01 Giugno 2023

Michel Houellebecq: l’ultimo dei miserabili. Al suo coito mediocre preferiamo le vecchie, care, meravigliose menzogne

A una contumelia, meglio rispondere con sprezzante contumacia. Ad esili scuse preferire l’esilio. Alla responsabilità, il responso. Eccezion fatta – ça va sans dire – per questioni che tocchino l’intoccabile. Nel caso di specie, la transalpina grandeur. Il caso, la pubblicazione di Qualche mese della mia vita di Michel Houellebecq (uscita in combo per La Nave di Teseo-Flammarion) –, il casus, trite accuse di islamofobia e un video-truffa a sfondo erotico girato ai danni dell’autore.

Ultimo grande scrittore borghese, Michel Houellebecq, nel libro di cui il suo lettore non aveva bisogno – e probabilmente neanche lui – conduce in scena le vituperate nefandezze del liberalismo sessuale ed economico che sono da sempre critica nodale della sua opera, in un breve atto unico in cui l’uomo – denudato d’ autorità autoriale –, si mostra per ciò che è. Materia da romanzo francese. Un miserabile.

Più kafkiano di Kafka, più pascaliano di Pascal, MH confessa, processa e assolve MH. Con tanto di pubblica ammenda, emenda passaggi incriminati di un’intervista rilasciata a Michel Onfray per “Front populaire”, colpevole d’aver vilipeso gli spiriti dei musulmani di Francia.
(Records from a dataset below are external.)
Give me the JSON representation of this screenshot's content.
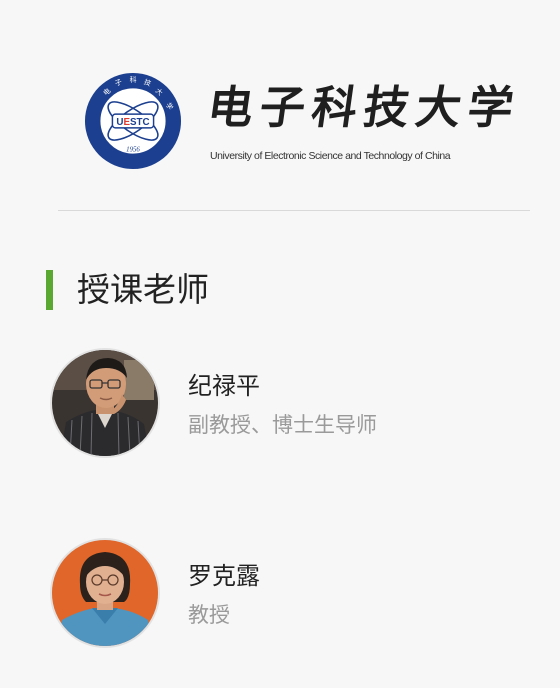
{
  "header": {
    "logo": {
      "seal_text_top": "电子科技大学",
      "seal_abbreviation": "UESTC",
      "seal_year": "1956",
      "name_cn": "电子科技大学",
      "name_en": "University of Electronic Science and Technology of China",
      "color_primary": "#1c3f8f",
      "color_accent": "#e03a2c"
    }
  },
  "section": {
    "title": "授课老师",
    "accent_color": "#5aa832"
  },
  "teachers": [
    {
      "name": "纪禄平",
      "title": "副教授、博士生导师",
      "avatar_icon": "teacher-photo-male"
    },
    {
      "name": "罗克露",
      "title": "教授",
      "avatar_icon": "teacher-photo-female"
    }
  ]
}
Quindi – messa la coscienza a posto per onor di patria –, il libero sciorinamento della propria versione dei fatti in merito all’erotico affaire che lo vede coinvolto – vero tema del libricino – con tanto di dettagli contrattuali, narrazione giudiziaria, burocratiche divagazioni. Noia da bureau forensi.

Lo scritto si sostanzia in un’operazione diplomatica, di responsabilità civile e sciovinismo letterario frammista a goffo moralismo.
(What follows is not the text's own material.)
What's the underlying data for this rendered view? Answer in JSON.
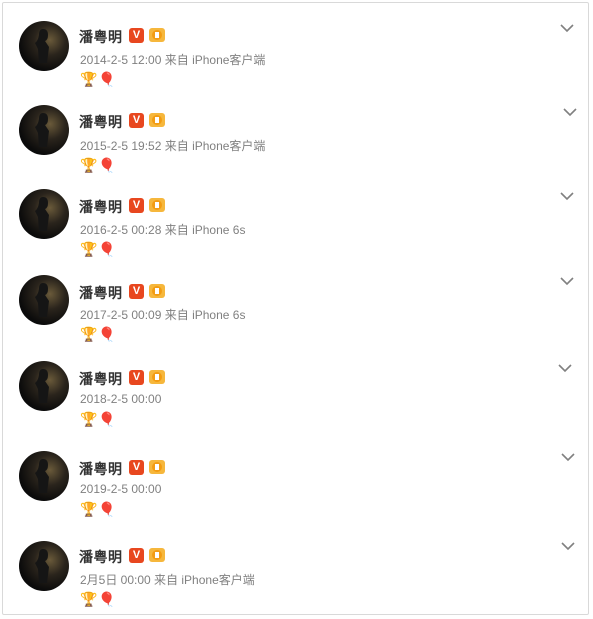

L’autore del Senso della lotta, il poeta di Restare vivi – l’esistenza a bassa quota, il vivere di contrabbando – pare dissolto nel nulla. Più tolstojano di Tolstoj, MH sceglie di infliggere al proprio lettore – al quale, del pettegolezzo d’un certo mondo patinato, nulla importa – la lezioncina morale del pentimento. Più schopenhaueriano di Schopenhauer, lontano da ogni accenno di lucidità, presenta il mondo come sua, unica, rappresentazione. L’autore più acclamato d’Europa si serve del grande mercato editoriale non per esaltare la propria opera, bensì per sbandierare la personale versione dei fatti. Ma a chi importa?

Il teatrino dell’assurdo appare tale anche al pensiero brizzolato dell’amico Bernard-Henri Lévy che, con sapienziale snobismo, declassa la questione a iniqua faccenda – ‘alla fine la letteratura vince sempre’. Ma i tempi di Nemici pubblici sono ormai fosca memoria e MH opta per la pubblica e amicale confessione.
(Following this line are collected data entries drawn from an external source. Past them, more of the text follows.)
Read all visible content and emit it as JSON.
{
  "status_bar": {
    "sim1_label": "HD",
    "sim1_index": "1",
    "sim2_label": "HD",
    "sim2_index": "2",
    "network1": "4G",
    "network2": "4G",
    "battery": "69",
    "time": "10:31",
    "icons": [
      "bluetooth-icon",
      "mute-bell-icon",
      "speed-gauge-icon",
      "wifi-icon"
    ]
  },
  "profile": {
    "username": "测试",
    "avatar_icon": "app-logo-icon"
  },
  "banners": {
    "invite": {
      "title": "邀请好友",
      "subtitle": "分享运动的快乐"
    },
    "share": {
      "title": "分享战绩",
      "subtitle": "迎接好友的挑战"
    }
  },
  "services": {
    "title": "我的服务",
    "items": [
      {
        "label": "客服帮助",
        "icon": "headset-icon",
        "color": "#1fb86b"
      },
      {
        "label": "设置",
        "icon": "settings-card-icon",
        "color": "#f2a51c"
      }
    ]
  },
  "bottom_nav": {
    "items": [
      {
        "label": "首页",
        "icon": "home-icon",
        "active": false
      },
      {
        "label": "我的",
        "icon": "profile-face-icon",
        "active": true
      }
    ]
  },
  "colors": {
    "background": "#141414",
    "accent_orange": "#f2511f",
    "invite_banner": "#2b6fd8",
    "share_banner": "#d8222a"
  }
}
Da un lato, il pentimento dal punto di vista della convivenza sociale – non certo dell’analisi sociologica sul conflitto civile in atto in terra di Francia – dall’altro, il riconoscimento di atti percepiti come di dubbia moralità estorti con modalità truffaldina, quindi il ruolo della vittima, della ‘parte lesa’. «Le femministe non mi amano» – dichiara, prima di trasformarsi a tutti gli effetti in una di loro.  

A deprimere ancora la cupa narrazione, alcuni sforzati passaggi di houellebecqiana fraseologia – licenziosità totalmente inadeguate all’occasione d’uso. Divinando le imminenti accuse di un certo, incoerente moralismo, l’atteggiamento è quello di un’excusatio non petita. L’ostentazione del consueto linguaggio scollacciato sembra gridare continuità con la figura del depravato di sempre – quale scrittore francese, peraltro, non lo sembra? – ma l’effetto è quello di un Lord Byron invecchiato male, deludente come l’incontro con un vecchio amante, ormai privo dei fasti del passato.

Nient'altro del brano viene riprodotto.